Plus une civilisation est développée, plus accompli est le monde qu’elle a produit, plus les hommes sont à l’aise dans le domaine de l’invention humaine – et plus ils seront sensibles à quelque chose qu’ils n’ont pas produit, à tout ce qui leur est simplement et mystérieusement donné. Pour l’être humain qui a perdu sa place dans une communauté, son statut politique dans les luttes de son époque, et la personnalité juridique qui fait de ses actes et d’une part de sa destinée un tout cohérent, seules subsistent des qualités qui ne peuvent d’ordinaire s’articuler que dans le domaine de la vie privée, et qui doivent demeurer imprécises, au rang de la stricte expérience vécue, dans toutes les conditions d’intérêt public. À cette existence réduite, c’est-à-dire à tout ce qui nous est mystérieusement accordé de naissance et qui inclut la forme de notre corps et les dons de notre intelligence, répondent seuls les imprévisibles hasards de l’amitié et de la sympathie, ou encore la grande et incalculable grâce de l’amour, qui affirme avec saint Augustin : « Volo ut sis » (« Je veux que tu sois »), sans pouvoir donner de raison précise à cette affirmation suprême et insurpassable. »
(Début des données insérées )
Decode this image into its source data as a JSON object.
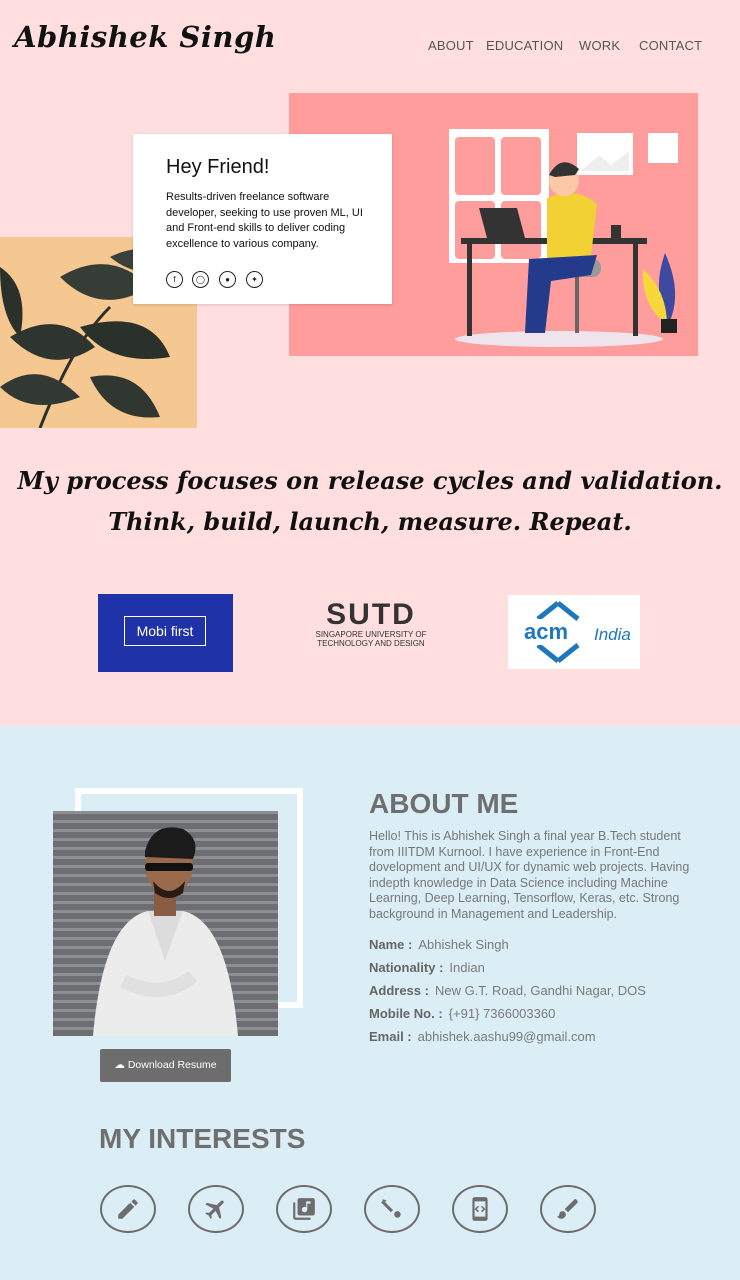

Les Origines du totalitarisme, tome 2 : L’impérialisme,
chapitre 9 : « Le déclin de l’Etat-nation et la fin des droits de l’homme »,
Gallimard, 2002, p. 604-605.
En guise de complément au cours public sur Arendt dont j’ai présenté l’introduction hier soir (informations précises sur ce cours ici :http://societealpinedephilosophie.over-blog.com/article-cours-public-sur-hannah-arendt-113144637.html), je voudrais donner ce texte à lire. En effet, cet extrait rend bien compte du style et du propos de la philosophe : tandis que son écriture pèse le pour et le contre de chaque situation humaine, elle affirme des thèses puissantes et en tire des conséquences fortes pour notre temps.
Nuances dans le regard : la vie affective des hommes, dans l’amitié, dans la sympathie et plus encore dans l’amour, repose sur une sorte de miracle qui adresse les uns aux autres des humains singuliers et isolés. L’amour, particulièrement, exprime cette grâce injustifiable et inexplicable par laquelle un être consacre son énergie pour qu’un autre soit, sans demande spéciale de retour. Mais pour riche qu’elle soit, cette vie affective ne suffit pas à faire une existence humaine complète.
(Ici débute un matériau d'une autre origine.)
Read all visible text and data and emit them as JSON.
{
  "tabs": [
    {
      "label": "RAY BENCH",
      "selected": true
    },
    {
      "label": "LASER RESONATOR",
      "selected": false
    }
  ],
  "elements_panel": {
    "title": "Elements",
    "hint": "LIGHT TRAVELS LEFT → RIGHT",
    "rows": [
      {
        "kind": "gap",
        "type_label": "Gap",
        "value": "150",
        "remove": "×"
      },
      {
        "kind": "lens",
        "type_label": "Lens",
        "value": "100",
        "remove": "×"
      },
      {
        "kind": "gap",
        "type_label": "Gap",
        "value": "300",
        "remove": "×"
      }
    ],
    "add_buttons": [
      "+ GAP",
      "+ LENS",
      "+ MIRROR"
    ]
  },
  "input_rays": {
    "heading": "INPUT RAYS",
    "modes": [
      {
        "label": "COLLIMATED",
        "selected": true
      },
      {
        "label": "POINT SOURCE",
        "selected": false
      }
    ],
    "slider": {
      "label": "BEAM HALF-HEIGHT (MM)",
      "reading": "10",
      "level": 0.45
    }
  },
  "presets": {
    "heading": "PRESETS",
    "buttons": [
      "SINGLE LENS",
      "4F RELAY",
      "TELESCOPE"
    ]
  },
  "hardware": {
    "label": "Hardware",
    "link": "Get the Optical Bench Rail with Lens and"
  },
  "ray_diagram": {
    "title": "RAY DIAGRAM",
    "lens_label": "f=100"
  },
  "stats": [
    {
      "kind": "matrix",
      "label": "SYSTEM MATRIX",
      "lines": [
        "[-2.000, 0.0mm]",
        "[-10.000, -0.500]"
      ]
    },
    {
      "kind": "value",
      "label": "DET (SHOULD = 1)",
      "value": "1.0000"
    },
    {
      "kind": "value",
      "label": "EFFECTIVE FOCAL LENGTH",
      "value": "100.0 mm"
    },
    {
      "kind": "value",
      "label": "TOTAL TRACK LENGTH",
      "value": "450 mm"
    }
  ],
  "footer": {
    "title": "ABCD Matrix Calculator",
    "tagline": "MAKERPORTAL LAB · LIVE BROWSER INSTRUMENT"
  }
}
Thèse classique rappelée : comme l’ont dit les auteurs grecs (et en tout premier lieu Aristote), la condition humaine est politique, et pas seulement privée. Quand bien même on mènerait une vie privée exaltante et pleine de plaisirs, elle ne serait pas complètement humaine. Précisément, la « vie » des affects et des relations utilitaires ou intéressées, parce qu’elle relève des impératifs de la nature, n’est pas encore une « existence ». Pour ek-sister, précisément, il est nécessaire d’évoluer par le langage, par l’intelligence et par l’action sensée, dans le monde cultivé des sociétés humaines. Il est nécessaire de se tenir hors de soi, de se porter au-devant de l’autre.
Intuition de la situation dramatique de l’époque contemporaine : des hommes privés de la condition politique, même s’ils semblent protégés par la doctrine des droits de l’homme, perdent une partie de leur humanité – et une société qui, d’une manière ou d’une autre, prive les citoyens de leurs droits de cité (dont l’expression est d’abord critique : leur droit est de dire en quoi ils ne sont pas d’accord avec ce qui se passe dans la société) court le risque d’engendrer une nouvelle forme de barbarie.
Une injonction philosophique remarquable pour notre époque où les artifices technologiques sont de plus en plus intégrés à la vie sociale, économique et politique (voir par exemple les algorithmes qui prennent des décisions financières ou autres), et de plus en plus incorporés, et même en voie d’assimilation neurologique. Arendt nous dirait que quand bien même ces artifices nous aideraient à décider de nos actions individuelles et collectives, et quand bien même ils stimuleraient nos émotions de manière intense, voire profonde, ils ne constituent pas une raison de délaisser le monde de la culture et de l’existence politique, ni de s’exonérer du mode de vie relationnel dans lequel l’autre n’est pas moi, me fait face et objecte éventuellement ses raisons contradictoires aux arguments que je voudrais lui imposer.